Em suma, cabe às disciplinas denominadas propedêuticas ou “disciplinas de formação”: 
(1) mostrar o Direitocomo algo além da mera técnica normativa fria e (2) conectá-lo à realidade a 
qual ele [o Direito] se volta, vez não se tratar de um ente com vida própria e que subsista de per si. 
Dentre essas disciplinas, cabe à Introdução ao Estudo do Direito apresentar conceitos iniciais e 
básicos, cujo aprofundamento deverá ser verificado ao longo de curso, sob pena se manter rasa a 
tábua do conhecimentos (hipótese verificada quando não se vai além dos conceitos inicialmente 
trabalhados) ou, ainda, sob pena de se construir um edifício de conhecimento sem o necessário 
alicerce (hipótese verificada quando o [falso] aprofundamento do conhecimento se dá sem o 
domínio dos conceitos básicos).

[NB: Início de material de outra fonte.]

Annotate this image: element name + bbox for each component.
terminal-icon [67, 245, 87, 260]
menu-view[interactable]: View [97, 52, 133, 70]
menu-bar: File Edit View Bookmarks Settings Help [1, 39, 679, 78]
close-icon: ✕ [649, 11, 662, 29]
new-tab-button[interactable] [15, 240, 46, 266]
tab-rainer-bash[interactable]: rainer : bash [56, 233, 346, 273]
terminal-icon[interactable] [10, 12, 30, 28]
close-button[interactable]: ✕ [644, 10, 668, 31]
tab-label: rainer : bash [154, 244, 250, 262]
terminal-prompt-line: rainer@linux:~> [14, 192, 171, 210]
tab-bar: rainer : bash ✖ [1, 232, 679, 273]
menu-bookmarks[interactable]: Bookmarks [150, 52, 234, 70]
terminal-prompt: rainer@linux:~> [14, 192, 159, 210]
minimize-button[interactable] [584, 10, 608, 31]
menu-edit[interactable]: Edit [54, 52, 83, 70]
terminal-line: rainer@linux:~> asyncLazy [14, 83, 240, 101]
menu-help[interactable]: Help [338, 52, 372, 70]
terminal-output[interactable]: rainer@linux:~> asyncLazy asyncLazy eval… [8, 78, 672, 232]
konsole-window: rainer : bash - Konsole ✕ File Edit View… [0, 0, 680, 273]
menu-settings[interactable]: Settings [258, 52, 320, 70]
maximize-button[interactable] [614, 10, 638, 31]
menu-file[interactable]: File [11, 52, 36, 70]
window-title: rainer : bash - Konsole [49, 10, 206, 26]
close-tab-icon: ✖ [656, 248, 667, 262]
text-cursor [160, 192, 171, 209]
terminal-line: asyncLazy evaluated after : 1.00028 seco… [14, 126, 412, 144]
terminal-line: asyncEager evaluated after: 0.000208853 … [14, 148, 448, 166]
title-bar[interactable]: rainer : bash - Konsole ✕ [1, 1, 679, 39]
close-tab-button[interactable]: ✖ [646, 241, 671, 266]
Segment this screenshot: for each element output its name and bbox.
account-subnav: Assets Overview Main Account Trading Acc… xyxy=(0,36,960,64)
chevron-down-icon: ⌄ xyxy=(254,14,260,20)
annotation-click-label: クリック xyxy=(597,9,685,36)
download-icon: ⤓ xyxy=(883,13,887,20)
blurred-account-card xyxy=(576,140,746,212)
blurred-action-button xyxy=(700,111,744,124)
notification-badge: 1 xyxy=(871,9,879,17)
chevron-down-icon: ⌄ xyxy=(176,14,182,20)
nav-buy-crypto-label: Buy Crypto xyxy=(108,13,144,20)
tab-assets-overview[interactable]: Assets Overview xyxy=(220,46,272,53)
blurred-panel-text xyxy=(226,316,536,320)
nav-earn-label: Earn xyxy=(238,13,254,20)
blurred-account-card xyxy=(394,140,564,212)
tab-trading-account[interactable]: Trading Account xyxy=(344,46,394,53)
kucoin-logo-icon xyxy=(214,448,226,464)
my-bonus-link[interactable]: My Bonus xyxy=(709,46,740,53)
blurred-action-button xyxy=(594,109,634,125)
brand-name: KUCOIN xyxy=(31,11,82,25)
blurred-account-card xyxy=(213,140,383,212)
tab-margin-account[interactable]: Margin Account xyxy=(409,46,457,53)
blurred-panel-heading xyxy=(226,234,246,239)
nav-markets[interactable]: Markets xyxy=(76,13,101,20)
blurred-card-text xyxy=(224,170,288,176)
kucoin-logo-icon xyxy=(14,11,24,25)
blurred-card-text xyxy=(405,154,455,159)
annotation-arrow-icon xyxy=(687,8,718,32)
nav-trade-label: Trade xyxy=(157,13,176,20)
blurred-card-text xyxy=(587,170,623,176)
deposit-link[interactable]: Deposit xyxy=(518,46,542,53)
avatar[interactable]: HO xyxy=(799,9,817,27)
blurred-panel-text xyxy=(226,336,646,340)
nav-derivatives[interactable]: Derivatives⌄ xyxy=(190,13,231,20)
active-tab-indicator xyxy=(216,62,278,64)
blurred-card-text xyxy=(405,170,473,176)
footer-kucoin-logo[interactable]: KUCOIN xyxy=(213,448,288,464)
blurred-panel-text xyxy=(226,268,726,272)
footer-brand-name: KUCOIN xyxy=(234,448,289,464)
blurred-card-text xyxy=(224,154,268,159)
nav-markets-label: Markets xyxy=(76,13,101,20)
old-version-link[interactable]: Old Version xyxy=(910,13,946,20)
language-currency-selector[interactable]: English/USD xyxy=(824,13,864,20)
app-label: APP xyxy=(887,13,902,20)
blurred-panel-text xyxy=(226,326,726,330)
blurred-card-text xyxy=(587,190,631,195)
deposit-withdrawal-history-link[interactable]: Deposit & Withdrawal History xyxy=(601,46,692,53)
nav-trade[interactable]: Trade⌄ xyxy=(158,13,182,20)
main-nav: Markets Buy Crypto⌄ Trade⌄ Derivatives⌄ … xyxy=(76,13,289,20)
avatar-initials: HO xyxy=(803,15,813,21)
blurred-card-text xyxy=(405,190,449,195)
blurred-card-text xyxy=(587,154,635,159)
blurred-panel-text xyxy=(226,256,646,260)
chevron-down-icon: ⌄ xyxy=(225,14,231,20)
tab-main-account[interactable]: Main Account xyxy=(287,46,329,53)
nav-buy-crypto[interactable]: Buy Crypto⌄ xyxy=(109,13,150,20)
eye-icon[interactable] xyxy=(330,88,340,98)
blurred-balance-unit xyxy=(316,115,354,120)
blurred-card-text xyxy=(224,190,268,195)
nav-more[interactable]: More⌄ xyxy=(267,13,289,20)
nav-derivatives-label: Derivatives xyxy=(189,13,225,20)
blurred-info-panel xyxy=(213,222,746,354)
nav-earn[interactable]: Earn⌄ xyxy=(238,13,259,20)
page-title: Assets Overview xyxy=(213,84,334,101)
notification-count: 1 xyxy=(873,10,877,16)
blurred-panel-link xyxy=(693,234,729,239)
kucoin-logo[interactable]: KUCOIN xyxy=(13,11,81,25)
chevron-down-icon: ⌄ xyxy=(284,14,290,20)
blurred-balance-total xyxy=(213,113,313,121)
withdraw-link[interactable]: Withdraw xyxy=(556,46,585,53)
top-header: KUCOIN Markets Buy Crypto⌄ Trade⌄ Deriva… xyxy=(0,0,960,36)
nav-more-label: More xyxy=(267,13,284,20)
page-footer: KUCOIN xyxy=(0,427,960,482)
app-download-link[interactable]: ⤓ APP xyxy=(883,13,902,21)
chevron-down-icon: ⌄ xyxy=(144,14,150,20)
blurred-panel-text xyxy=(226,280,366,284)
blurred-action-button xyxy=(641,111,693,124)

Esta segunda hipótese é a que se constata com maior reiteração na 
prática, o que pode ser verificado sem grandes dificuldades pela qualidade do trabalho dos 
operadores do Direito. 
Nas palavras de Alberto Caeiro, um dos heterônimos de Fernando Pessoa, “Pensar 
incomoda como andar à chuva/Quando o vento cresce e parece que chove mais”. Estudar o 
Direito, o que certamente exige o pensar, é como andar à chuva - os incômodos certamente 
aparecerão. Mas, não se preocupe, o vento crescerá e a chuva parecerá mais torrencial – os 
incômodos também. Bem estudar as disciplinas propedêuticas é obter instrumentos para se andar 
à chuva, com a prudência própria dos cautelosos e destemidos.